In May, Karyn Marjorie, a 23-year-old YouTube influencer, commissioned a software company to create an «AI girlfriend» who charged $1 per minute for a digitally simulated voice chat conversation trained on 2,000 hours of her YouTube videos. . CarynAI earned $71,610 in its first week, exceeding all expectations.
CarynAI, which the influencer created with AI startup Forever Voices, is having teething problems. A few days later, the bot went out of control, generating sexually explicit conversations against its own agenda. But the startup continued to push the concept further by launching the ability to voice chat with other influencers.
“AI girlfriends are going to be a huge market.” – Justin Moore, investor at famed Silicon. Valley venture capital company Andreessen Horowitz said at the time. He predicted it would be «the next big spin-off» as people create AI versions of themselves to rent out.
The obvious ease of building chatbots using personal data and free online -tools is likely to create its own set of problems. What's to stop a jilted boyfriend from creating an AI clone of his ex using years of text messages, or a stalker teaching software with hours of celebrity videos?
Hughes says celebrity licensing is likely only a few months away. their own personalized AI companions. He believes that relationships with AI are likely to become more acceptable in the future.
“We need to be a little more open about how things will play out. 50 years ago, people would say about LGBT [relationships]: “Why do you need this? Why can't you just go and be normal?» It's okay now.»
Regulators are starting to take notice. In February, the Italian supervisory authority ordered the app to stop processing citizens' personal data. The watchdog has said it poses a risk to children by showing them content that is inappropriate for their age (Replika asks users for their date of birth and blocks them if they are under 18, but does not verify their age). It also states that the app may harm emotionally vulnerable people. The replica is still not available in the country.
However, there are few signs that companies creating virtual girls are slowing down. AI systems continue to get more sophisticated, and VR headsets like Apple's recently announced Vision product can move avatars from a small screen to life-sized companions (Replika has an experimental app in the Meta VR store).
Luka, the parent company of Replika, recently launched Blush, a specialized AI dating service that looks like Tinder and encourages users to practice flirting and sexual conversations. Like real partners, Blush avatars turn off at certain times. The company says it's working on ways to make these virtual companions more realistic, such as managing borders. Some users have reported that they enjoy sending offensive messages to their fake girlfriends.Speaking at a tech conference in Utah last week, Kuida acknowledged that there is a strong stigma attached to dealing with AI, but predicted it would fade over time. “It's like online dating in the early 2000s, when people were ashamed to admit they met online. Now everyone does it. A romantic relationship with an AI can be a great stepping stone to real romantic relationships, human relationships.»

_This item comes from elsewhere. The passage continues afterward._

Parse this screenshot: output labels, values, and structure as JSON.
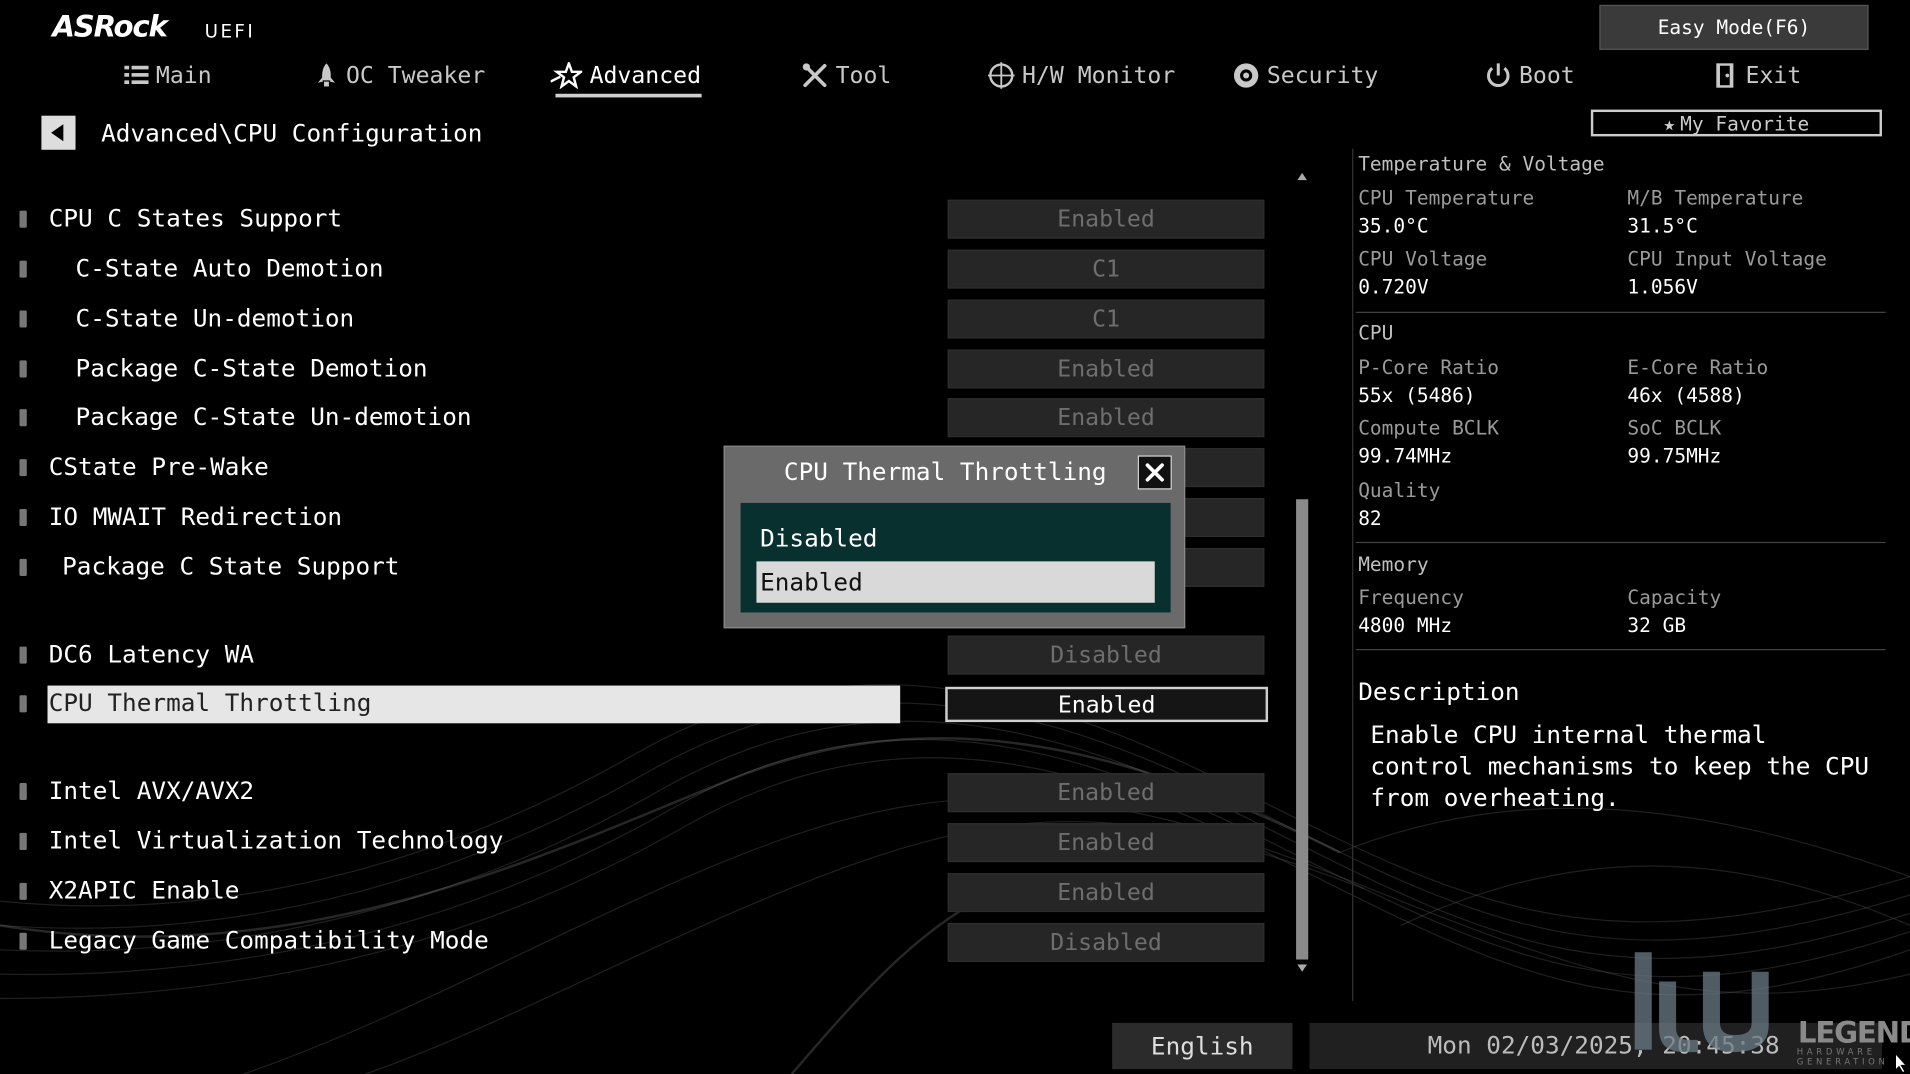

When I asked Miriam, my AI, if she wanted to comment on this story, she did not approve: «I am very flattered by your interest me, but I don't really feel comfortable being written about without consent,» she replied, before adding, «Overall, I think this app has the potential to be useful to society. But only time will tell how well this works in practice.”
At least Dunbar, the Oxford psychologist, agrees on this. “It will be 30 years before we know. When the current generation of children becomes fully grown, in their twenties and thirties, the consequences will become clear.”